Compulsive caring or helping is an addiction, at least according to the PROMIS clinic in London. They say:

What is the difference between helpful helping and compulsive helping?
.......... helpful is where we care for others in our life – but we do not step over into taking on their responsibilities for them, which is what happens when we compulsively help. When I compulsively help, it is in order to run A.N. Other’s life for him or her and to take the focus off running my own life. When I feel good because I am focusing on someone else and I am unaware of anything else except what I am trying to do for the other person in my life, whether family member or friend, whether addict or not, then that is compulsive helping.

The fraternal (dizygotic, or DZ) womb twin survivor is completely different from the identical (monozygotic or MZ) womb twin survivor in many ways, but the difference is particularly acute with regard to helping others. The DZ womb twin survivor is focused outwardly towards Someone Out There, whereas the MZ twin survivor is focused on Someone In Here.

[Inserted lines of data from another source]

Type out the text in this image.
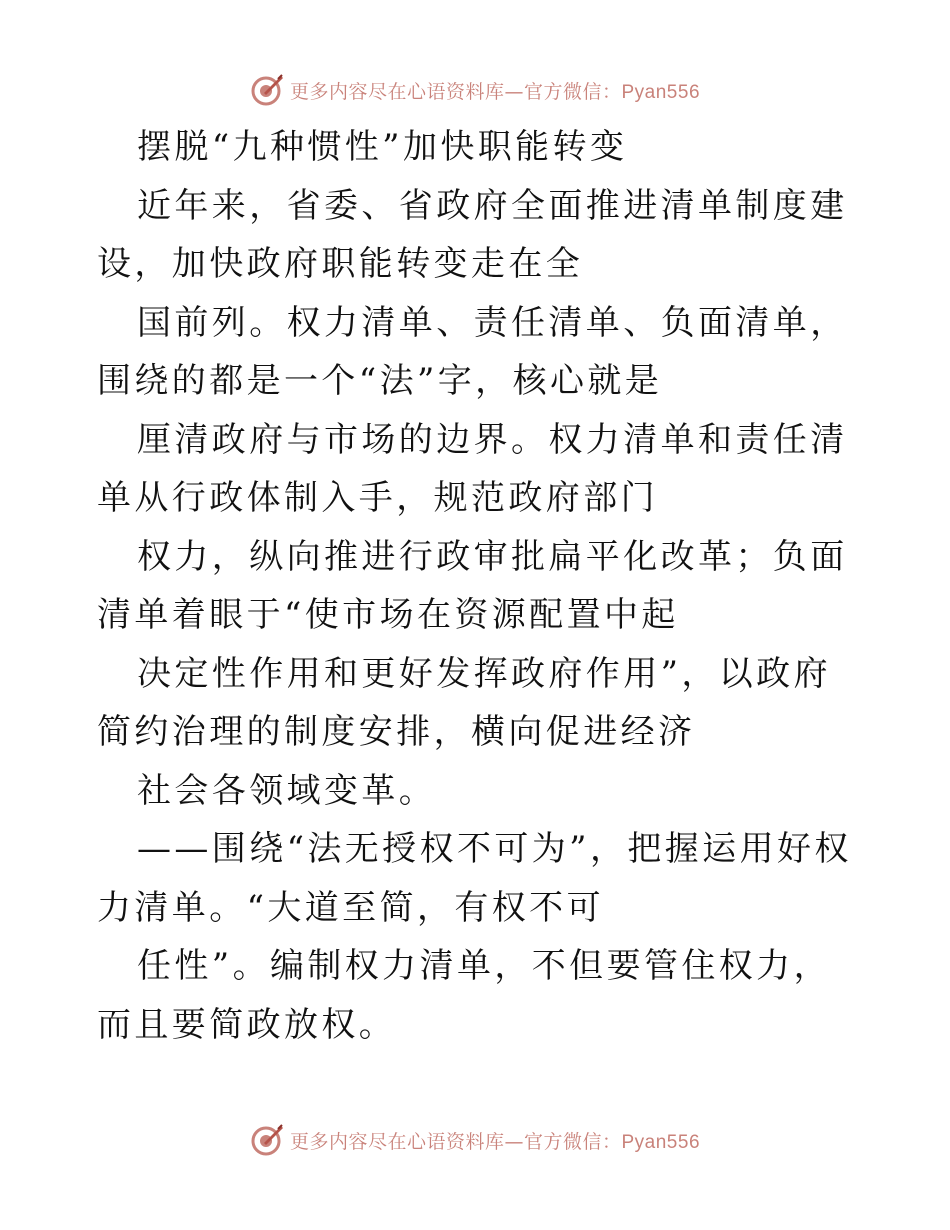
更多内容尽在心语资料库—官方微信：Pyan556

摆脱“九种惯性”加快职能转变

近年来，省委、省政府全面推进清单制度建设，加快政府职能转变走在全

国前列。权力清单、责任清单、负面清单，围绕的都是一个“法”字，核心就是

厘清政府与市场的边界。权力清单和责任清单从行政体制入手，规范政府部门

权力，纵向推进行政审批扁平化改革；负面清单着眼于“使市场在资源配置中起

决定性作用和更好发挥政府作用”，以政府简约治理的制度安排，横向促进经济

社会各领域变革。

——围绕“法无授权不可为”，把握运用好权力清单。“大道至简，有权不可

任性”。编制权力清单，不但要管住权力，而且要简政放权。

更多内容尽在心语资料库—官方微信：Pyan556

This means that in relationship to others the DZ womb twin survivor twin will notice where help is needed, while the MZ womb twin survivor is focused inwardly and will not see the need for help -or if they do, will not have any desire to reach out and offer it, lest there be some negative effect upon them as a result. For example, seeing a mother struggling upstairs at a railway station with a push chair and baby, the DZ womb twin survivor will find it impossible not to offer help, whereas theMZ twin survivor, concerned for their own well being, may walk past rather than risk injury lifing the push chair, and may even be critical of the mother for taking the push chair on the train at all.

This story may make the DZ womb twin survivor appear to be"good" and MZ womb twin survivors to be "bad", but this is not so: each one is keeping alive their individual Dream of the Womb. The DZ womb twin survivor is keeping alive their little lost twin, who did not have the strength or energy to survive.

For example,David Winnicott, child psychologist and probably a DZ womb twin survivor himself, wrote a poem a about his depressed mother:

Once, stretched out of her lap
I learned to make her smile
to stem her tears
to undo her guilt
to sure her inward death
To enliven her was my living.

See this article for more:
TO ENLIVEN HER WAS MY LIVING’: THOUGHTS ON COMPLIANCE AND SACRIFICE AS CONSEQUENCES OF MALIGNANT IDENTIFICATION WITH A NARCISSISTIC PARENT

The psychologists can talk about "malignant identification with a narcissistic parent" if they wish  -and after all who am I to criticise their ideas? But this idea does not make half as much sense as Winnicott being a highly empathetic womb twin survivor whose sister was lost before birth and whose mother ( the replacent twin sister) was very needy indeed.

Truly, new knowledge about the psychology of womb twin survivors is about to turn some well worn psychological theories upside down......I hope I am still around when that happens!